If you have looked at the schema for many of the tables within Service-now, you’ve probably noticed the Correlation ID and Correlation Display fields and may have wondered what they are for.  Typically, these fields are used for integrating a third-party system with Service-now. Let’s assume that I am doing an integration with a alerting system system from HP called OpenView.  In this integration, alerts are sent from HP to Service-now.  When the ticket is updates and/or closed, Service-now updates/closes the alert in OpenView.

Correlation ID

When an alert is received by Service-now, the relevant fields from the alert are mapped to a Service-now incident. Since it is so common to want to know what the actual alert number is in OpenView, we have place to store that on the incident table.  The field is called the correlation_id.

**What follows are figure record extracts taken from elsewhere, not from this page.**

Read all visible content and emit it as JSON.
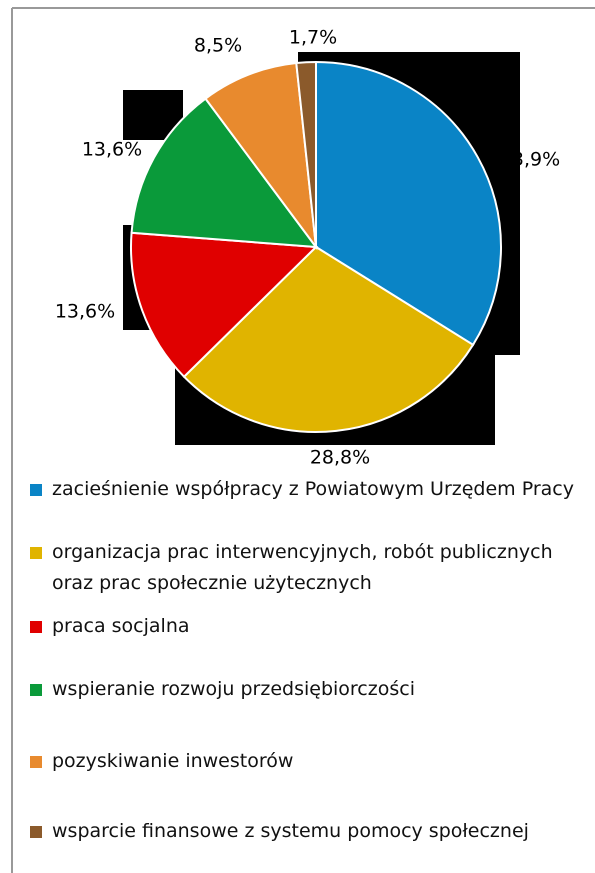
{
  "chart_data": {
    "type": "pie",
    "categories": [
      "zacieśnienie współpracy z Powiatowym Urzędem Pracy",
      "organizacja prac interwencyjnych, robót publicznych oraz prac społecznie użytecznych",
      "praca socjalna",
      "wspieranie rozwoju przedsiębiorczości",
      "pozyskiwanie inwestorów",
      "wsparcie finansowe z systemu pomocy społecznej"
    ],
    "values": [
      33.9,
      28.8,
      13.6,
      13.6,
      8.5,
      1.7
    ],
    "value_labels": [
      "33,9%",
      "28,8%",
      "13,6%",
      "13,6%",
      "8,5%",
      "1,7%"
    ],
    "colors": [
      "#0a84c6",
      "#e0b400",
      "#e00000",
      "#0a9a3a",
      "#e88a2e",
      "#8b5a2b"
    ]
  }
}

The correlation_id field stores the unique identifier (in the other system) for the incoming task, or for the sake of our example, the incoming alert.  This field is important for a couple of reasons.  First, many customers want to display the OpenView ticket number on the incident form itself in case the operator wants to go to OpenView and look at the alert himself.  Second, storing this information allows Service-now to update the alert in OpenView when the incident is updated and/or closed.  In this integration, we use our mid server to call an OpenView shell command that accepts the unique id for the ticket in addition to other parameters to update that ticket.

Correlation Display

It is common for administrators to desire to know the origin of the tasks, CI’s, users, etc, that exist in their table.  If they are looking at a list of CIs, it might be important to know whether the Service-now discovery tool, a LANDesk integration, or a consumed csv file was the source of each of the CIs now existing in our CMDB.  This is where the correlation display comes in handy.  In our OpenView integration example, whenever we receive an incident from an alert sent from OpenView, we hardcode the correlation_display to be “HPOVO”.  This allows administrators to know the source of their incident.  Using this field they will know that it became an incident because of the OpenView system, as opposed to their MS SCOM alerting tool or even a service desk operator.

Another use for the correlation display is to assist with the integration itself.  When a business rule is written to send data back to OpenView, it is good practice to put in the condition field: current.correlation_display == “HPOV” in addition to your other conditions.  The reason should be obvious.  If you want to update an alert in the 3rd party system, you want to make sure that you’re sending the updated alert information to the correct system!  While many people often leave this out of the condition statement, it is considered good practice to put it in.  If you do, your integration will not break if a new alerting integration is added in the future.